Toujours en collectivité, ils n’hésitent pas à descendre dans les rues, s’appropriant des symboles tels que le triangle rose ou la pose osée d’un préservatif géant sur l’obélisque de la Concorde. L’idée est de faire passer un message clair aux médias et aux hommes politiques. « Au-delà de ce qui fait la colère d'Act Up, il y a toujours eu aussi une dénonciation de la norme, de ce qui devrait décider de ce qui est bien, de ce qui est mal, de si nos vies sont correctes ou pas », dénonçait l’ex présidente de l’association Emmanuelle Cosse à Yagg en 2009.

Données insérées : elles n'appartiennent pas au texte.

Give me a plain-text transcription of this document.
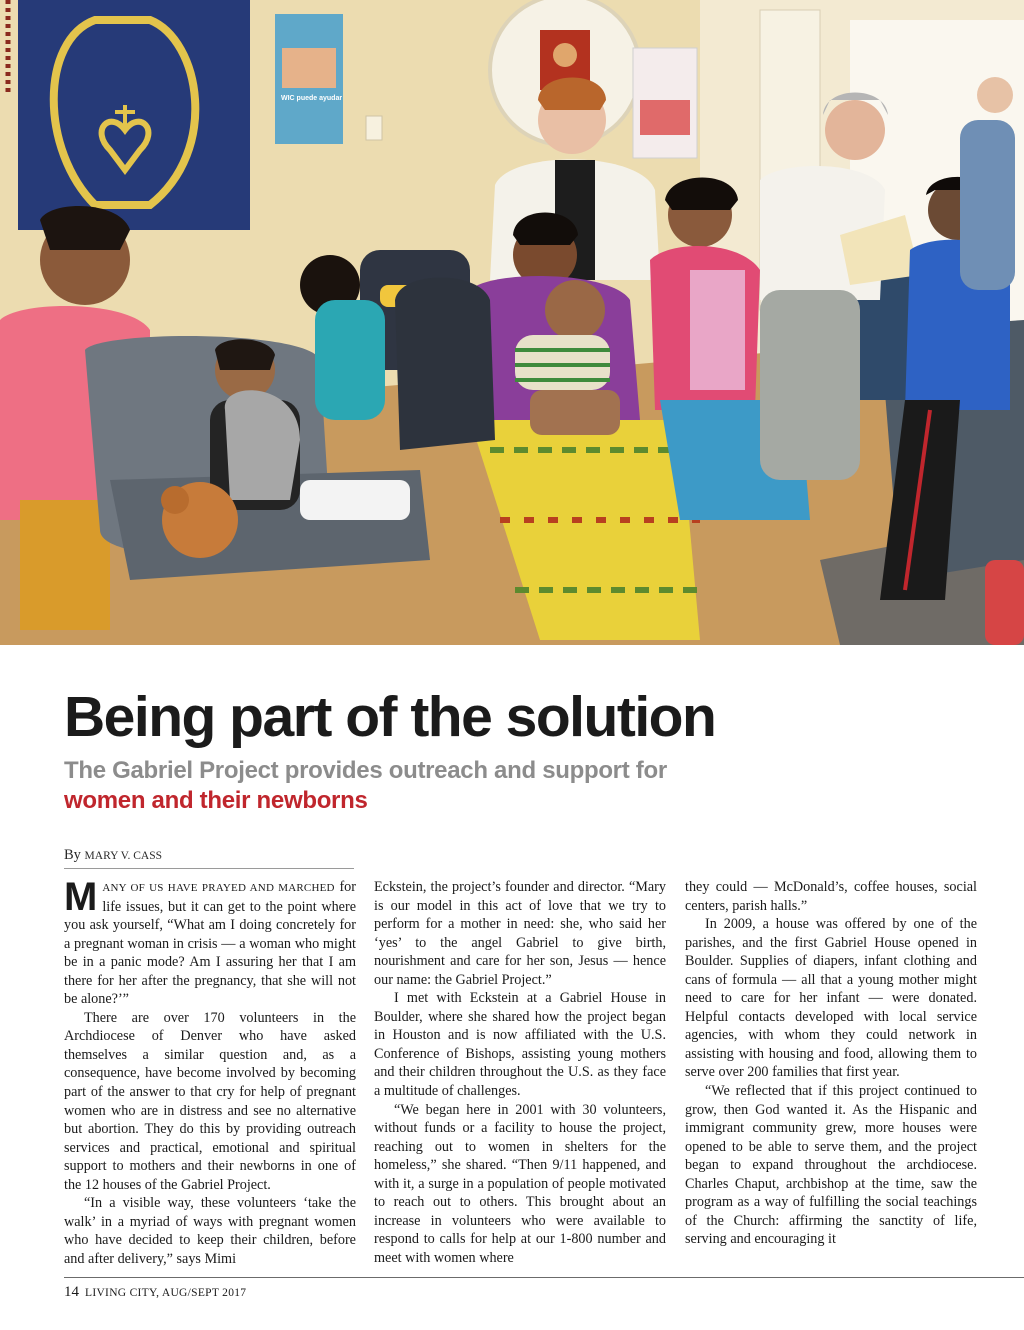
WIC puede ayudar
Being part of the solution

The Gabriel Project provides outreach and support for women and their newborns

By MARY V. CASS

MANY OF US HAVE PRAYED AND MARCHED for life issues, but it can get to the point where you ask yourself, “What am I doing concretely for a pregnant woman in crisis — a woman who might be in a panic mode? Am I assuring her that I am there for her after the pregnancy, that she will not be alone?’”

There are over 170 volunteers in the Archdiocese of Denver who have asked themselves a similar question and, as a consequence, have become involved by becoming part of the answer to that cry for help of pregnant women who are in distress and see no alternative but abortion. They do this by providing outreach services and practical, emotional and spiritual support to mothers and their newborns in one of the 12 houses of the Gabriel Project.

“In a visible way, these volunteers ‘take the walk’ in a myriad of ways with pregnant women who have decided to keep their children, before and after delivery,” says Mimi

Eckstein, the project’s founder and director. “Mary is our model in this act of love that we try to perform for a mother in need: she, who said her ‘yes’ to the angel Gabriel to give birth, nourishment and care for her son, Jesus — hence our name: the Gabriel Project.”

I met with Eckstein at a Gabriel House in Boulder, where she shared how the project began in Houston and is now affiliated with the U.S. Conference of Bishops, assisting young mothers and their children throughout the U.S. as they face a multitude of challenges.

“We began here in 2001 with 30 volunteers, without funds or a facility to house the project, reaching out to women in shelters for the homeless,” she shared. “Then 9/11 happened, and with it, a surge in a population of people motivated to reach out to others. This brought about an increase in volunteers who were available to respond to calls for help at our 1-800 number and meet with women where

they could — McDonald’s, coffee houses, social centers, parish halls.”

In 2009, a house was offered by one of the parishes, and the first Gabriel House opened in Boulder. Supplies of diapers, infant clothing and cans of formula — all that a young mother might need to care for her infant — were donated. Helpful contacts developed with local service agencies, with whom they could network in assisting with housing and food, allowing them to serve over 200 families that first year.

“We reflected that if this project continued to grow, then God wanted it. As the Hispanic and immigrant community grew, more houses were opened to be able to serve them, and the project began to expand throughout the archdiocese. Charles Chaput, archbishop at the time, saw the program as a way of fulfilling the social teachings of the Church: affirming the sanctity of life, serving and encouraging it

14 LIVING CITY, AUG/SEPT 2017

Bon nombre d’hommes, de femmes, d’homosexuels, d’hétérosexuels, de séropositifs, de séronégatifs ou encore de mères de séropositifs dénoncent haut et fort la gravité de la situation. Cela fait déjà dix ans que l’épidémie du sida se répand et la seule réponse de l’État est le silence. La solution la plus efficace est d’agir, et c’est ainsi que, jusqu’en 1996, les activistes s’engagent en travaillant en urgence pour le développement et la mise sur le marché en France de traitements contre le VIH.

Rendre la justice

« J'ai voulu faire un film sur le sida dès les premières images de malades que j'ai vues dans les journaux » se confiait Robin Campillo à France Inter. Avec 120 battements par minute, le réalisateur entend rétablir la vérité. Cette dernière aurait été déformée par les médias à l’époque où il était, lui aussi, militant Act Up-Paris. La maladie du sida représente un sujet très personnel pour le scénariste qui a avoué à Paris Match avoir mis de longues années avant de pouvoir traiter cette question ressassant de douloureux souvenirs.

Ce long métrage retrace alors la multiplication des actions de militants Act Up pour lutter contre l’indifférence de la société. De nombreuses personnes rejoignent le groupe, dont Nathan. Il va rapidement être bouleversé par la personnalité radicale de l’activiste Sean, sévèrement atteint de la maladie. Entre humour cinglant, autodérision, désaccords et ironie bienveillante, nous suivons un véritable théâtre de la parole qui bouleverse et galvanise. Le dernier discours de Sean lors d'une réunion hebdomadaire de l'association témoigne des aspirations de Robin Campillo : « nous ne voulons pas mettre untel ou untel en prison, nous voulons la justice ». Avec « 120 battements par minute », c’est chose faite.